Considering that my concerns are still not fully solved, I will keep my rating in this period.
This paper presents a novel theoretical framework for understanding disentanglement in diffusion models under weak supervision. The authors introduce two key criteria: (1) approximate information-theoretic disentanglement and (2) editability. They demonstrate identifiability results in three scenarios: known-style supervision, multi-view data, and independent subspace models. In these cases, they establish finite-sample global convergence guarantees. Beyond the theoretical contributions, the authors validate the framework through controlled experiments using synthetic, image, and speech data. The results show that training strategies inspired by their analysis can enhance disentanglement performance in practice.

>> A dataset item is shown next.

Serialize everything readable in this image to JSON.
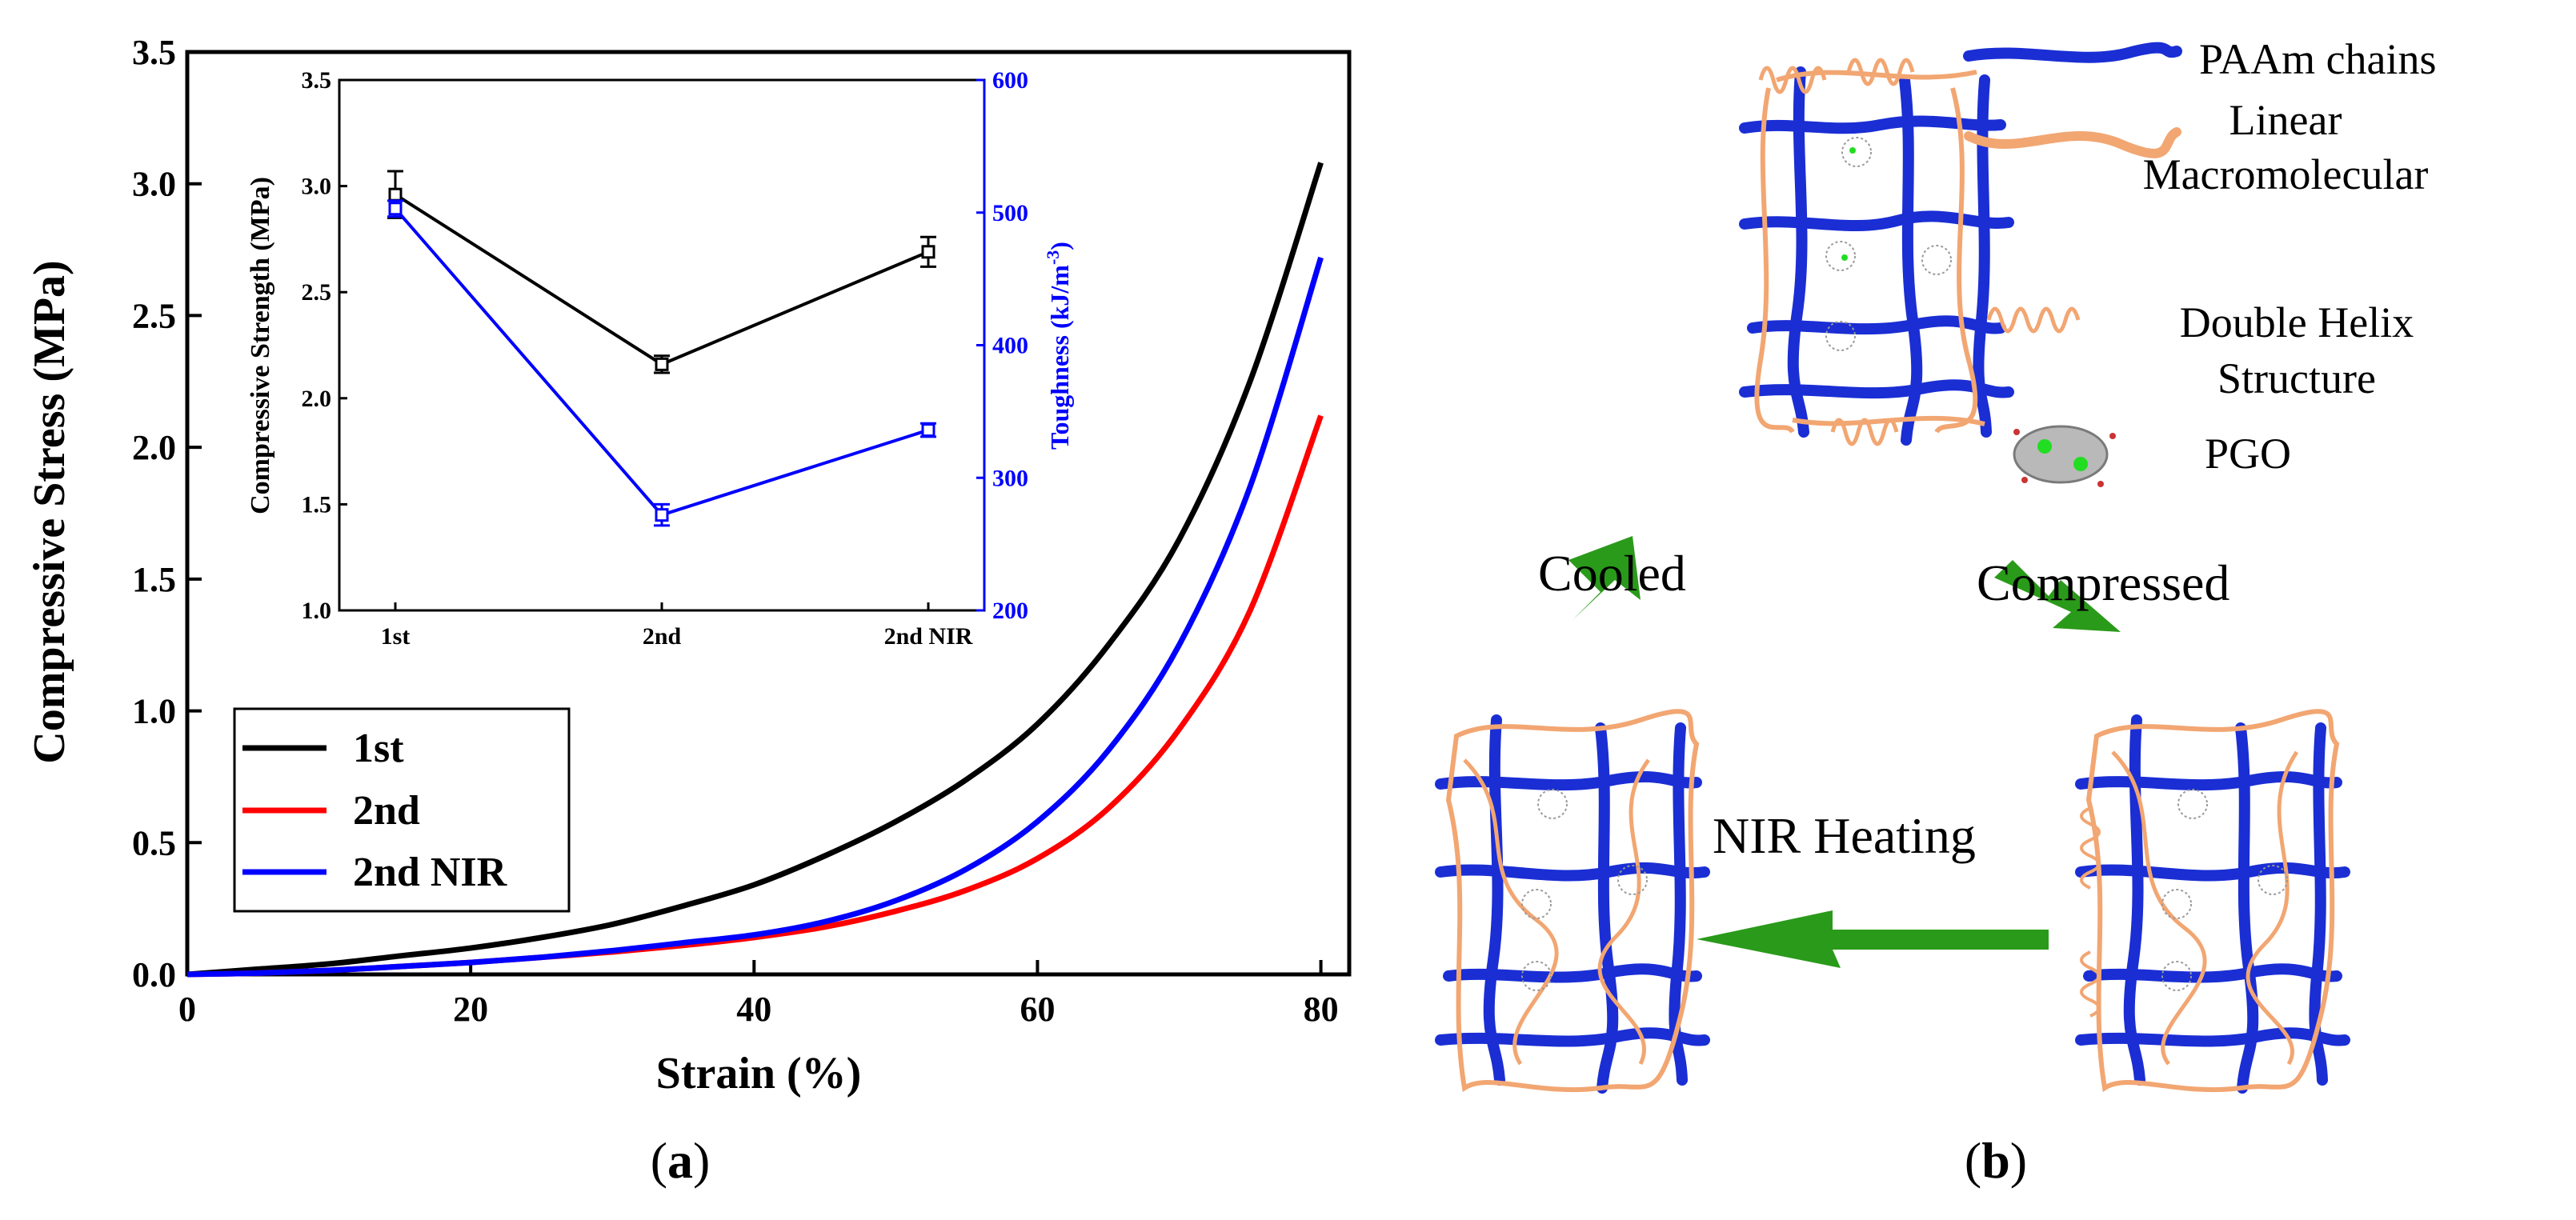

Most reviewers had a positive view of the paper, and the discussion period was lively. The authors adequately addressed most of the concerns raised by the reviewers, including additional comparisons with Celeb A and a clarification regarding the writing relationship to prior work (DisDiff). The paper's focus is on the theoretical framework, and while its performance on Celeb A may not fully match the leading methods for this task, I still consider this work valuable. Overall, the paper presents interesting new theories and empirical validation, and I recommend its acceptance. The comments provided in the rebuttal should be integrated to enhance the manuscript's readability.